Former U.K. Prime Minister Tony Blair traveled to Kosovo on Monday to mark 25 years since the end of the country’s war with Serbia and received a warm welcome from President Vjosa Osmani, a gaggle of children waving British flags … and five men named Tonibler.
That’s not a typo. The name originated in Kosovo in Blair’s honor because of the role he played in the country’s liberation.
Blair, who as British PM helped organize an international coalition to launch airstrikes in a bid to force Yugoslav President Slobodan Milošević to end his military campaign against the Kosovo Liberation Army, today enjoys hero status in Pristina. A statue of the former British leader is set to be unveiled on Wednesday and placed on Blair Boulevard in the city of Ferizaj.
It’s not the first time Blair has encountered his namesakes. In 2010, during a visit to the country’s capital, he met nine boys named in his honour and was told his name was “quite common” in Kosovo.
At a special session of parliament scheduled for his arrival, Blair told MPs that he did not regret his advocacy for Kosovo.
“Meeting the Kosovo refugees at the camps near Skopje, hearing their heartbreaking stories of displacement and cruelty, of their faces desperate for help, seeking in my face some sense of whether I would or could help.

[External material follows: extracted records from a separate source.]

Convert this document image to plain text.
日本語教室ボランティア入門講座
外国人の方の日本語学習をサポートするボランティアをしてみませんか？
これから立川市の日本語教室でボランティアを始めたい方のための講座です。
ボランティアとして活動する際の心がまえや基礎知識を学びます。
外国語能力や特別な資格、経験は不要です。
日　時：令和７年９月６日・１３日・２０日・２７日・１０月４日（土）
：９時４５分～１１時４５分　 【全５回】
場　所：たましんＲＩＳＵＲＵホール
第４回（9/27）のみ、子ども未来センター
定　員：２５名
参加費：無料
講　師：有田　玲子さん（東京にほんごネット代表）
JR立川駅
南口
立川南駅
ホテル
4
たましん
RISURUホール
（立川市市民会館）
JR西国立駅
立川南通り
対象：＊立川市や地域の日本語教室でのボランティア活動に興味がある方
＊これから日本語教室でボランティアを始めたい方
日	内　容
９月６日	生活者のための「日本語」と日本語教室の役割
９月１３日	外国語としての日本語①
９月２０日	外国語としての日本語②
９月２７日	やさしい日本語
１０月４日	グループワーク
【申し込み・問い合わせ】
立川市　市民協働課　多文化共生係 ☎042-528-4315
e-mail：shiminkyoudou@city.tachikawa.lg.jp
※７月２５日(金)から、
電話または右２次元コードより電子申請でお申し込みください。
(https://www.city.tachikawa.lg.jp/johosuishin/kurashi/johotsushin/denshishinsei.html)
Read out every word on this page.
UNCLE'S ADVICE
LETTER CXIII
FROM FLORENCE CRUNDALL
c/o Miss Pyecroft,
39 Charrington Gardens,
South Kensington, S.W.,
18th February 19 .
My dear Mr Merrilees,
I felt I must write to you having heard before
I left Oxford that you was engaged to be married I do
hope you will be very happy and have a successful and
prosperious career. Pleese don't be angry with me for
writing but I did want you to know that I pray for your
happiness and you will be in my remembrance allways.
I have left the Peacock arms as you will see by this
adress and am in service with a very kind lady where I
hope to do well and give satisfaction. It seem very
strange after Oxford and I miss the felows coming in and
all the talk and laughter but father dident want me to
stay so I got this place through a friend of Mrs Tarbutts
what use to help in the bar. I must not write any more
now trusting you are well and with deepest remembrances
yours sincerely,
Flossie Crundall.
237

We did help and I never regretted it,” he said.
Blair isn’t the only world leader from the 1990s held in high esteem in Kosovo. Former U.S. President Bill Clinton has a thoroughfare named after him in Pristina as well as an 11-foot-tall statue, while former U.S. Secretary of State Madeleine Albright has a monument of her own. Clinton and Madeleine are also reportedly common postwar names.
Albanian Prime Minister Edi Rama and former Italian Prime Minister Massimo D’Alema were also in Kosovo this week to mark the anniversary of the country’s liberation.